En sus ojos no se refleja un árbol tal como los pensamos sino apenas un tronco con ramas y hojas; algo que sólo dice: acá estoy (estoy acá).

Mientras beben, miran. Y mientras miran no saben que esa figura les determina un punto de vista –los va distribuyendo silenciosamente en sus butacas–.

Lo invisible La plaza del ghetto se reduce a los límites del ghetto. Lo único que la distingue es ese árbol plantado al medio. En los días de mercado radiante se puede ver a un puñado de escritores dándose un baño de sol encima de la copa, entre sus ramas y hojas llenas de sentido y salud. Otros se quedan al pie porque prefieren la sombra. Son tomas de posición

La plaza tiene dificultades para reconocer su perímetro. Se reduce a los límites del ghetto, sí, pero el ghetto es grande como el mundo y hasta incluye un océano entero.

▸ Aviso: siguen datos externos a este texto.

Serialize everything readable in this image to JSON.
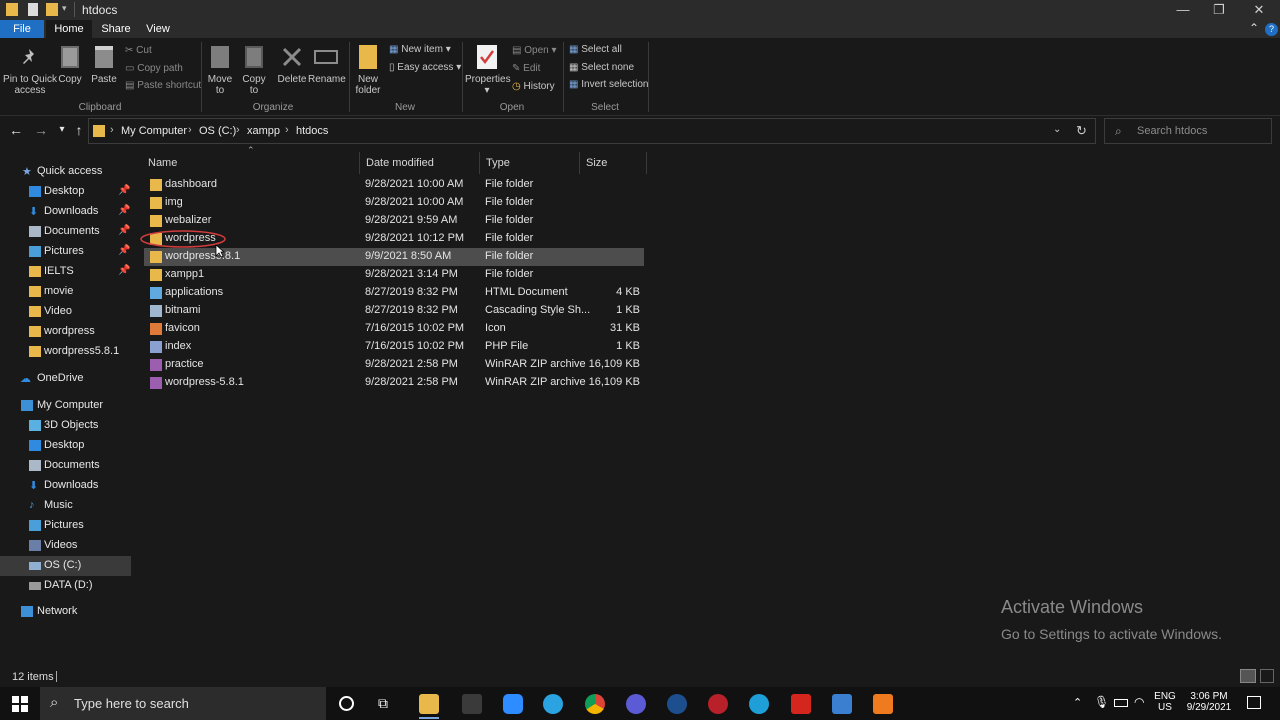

De la imagen del pescador que ahora está lanzando su enorme red en altamar, al arquitecto no le importará más que calcular las proporciones de esa red: 98,5 por ciento de huecos o agujeros entre nudos, y apenas 1,5 por ciento de materia concreta hilo. Él únicamente mide vacíos; no vino aquí para llenar el mundo de edificios.
El pescador, a su vez, no tiene como objetivo pescar. Sólo lanza con gesto aparatoso la enorme red para que el arquitecto la admire. (Si así son las cosas, nadie quedará preso del objeto que lo nombra.)

En la Aldea Global atada, amordaza con los hilos de la comunicación instantánea, alguien está calculando en aquellos huecos o agujeros entre nudos la medida exacta de lo impalpable.

Jean Pol. “Si los hilos de la Aldea hoy son invisibles –por satelitales e inalámbricos–, el arte será doblemente invisible y silencioso en esa red, y la literatura un fantasma siempre un poco ilegible entre las líneas del mercado.” (Les paradoxes du savoir. París, Moultenc, 1992, pág. 46.)

El semejante Ya veremos la diferencia entre el que se parece a sí mismo y el que no; o, generalizando, entre identidad y entidad. Por ahora baste decir que en las leyes de relación de la tribu el Otro no es más que el semejante, en el sentido literal de lo que es “símil”, parecido o idéntico. Y el prójimo, que es el próximo de uno, sería entonces su doble.

¿Qué posición les corresponde, por ejemplo, a estos parroquianos sentados en medio del bar? Como en la gramática, ellos están cada uno en su butaca según una sintaxis (de syn y tasso: el arte de disponer). Es decir, dispuestos en una pequeña familia de palabras. Ahora conversan todos juntos, y esa conversación repite una vieja costumbre del grupo: si bien todos hablan y hablan, nunca nadie sabe cuál es cuál en el seno de la tribu.
Correlatos. ¿Qué significará en literatura este hecho de escribir reconociéndose por un lado en el mercado –en un marco familiar, tribal–, pero desconociendo al mismo tiempo el lugar que cada quien se asigna en cada uno?

2001

El objeto de la literatura es enseñarnos a leer.
paul claudel

Un monolito, una enorme losa de cristal que apareció en su territorio es lo que los primates miran con mirada boba en 2001. Odisea del espacio, de Arthur C. Clarke. Sin que lo sepan siquiera, ese monolito les va dando carácter humano. Parecen aquellos parroquianos que desde el bar miran el único árbol de la plaza con la copa llena, ahora, de loros.

La tribu, podríamos decir, no se transforma. Simplemente se “modifica”, recibe su “modo” humano o se hace más humana en contacto con esa losa que no significa nada para nadie.

Con ojos perplejos, los parroquianos del bar tampoco saben que ese árbol los está modificando, les está dando una manera de mirar desde la barra (del signo). Igual que la mirada de los lectores cuando leen una literatura que no significa nada para nadie, y sin embargo se dejan hacer por ella, se hacen, créase o no, más lectores.

El pescador aquel que ahora está lanzando su enorme red en altamar no necesita saber cuáles son las proporciones de agujeros y de hilo en esa red.
Asimismo no es necesario saber leer para sentarse frente a un libro.
En el ghetto, el analfabeto no está antes del proceso de lectura sino al final –otra vez Claudel–. Recién después que adivino la literatura, él empieza (aprende) a leer.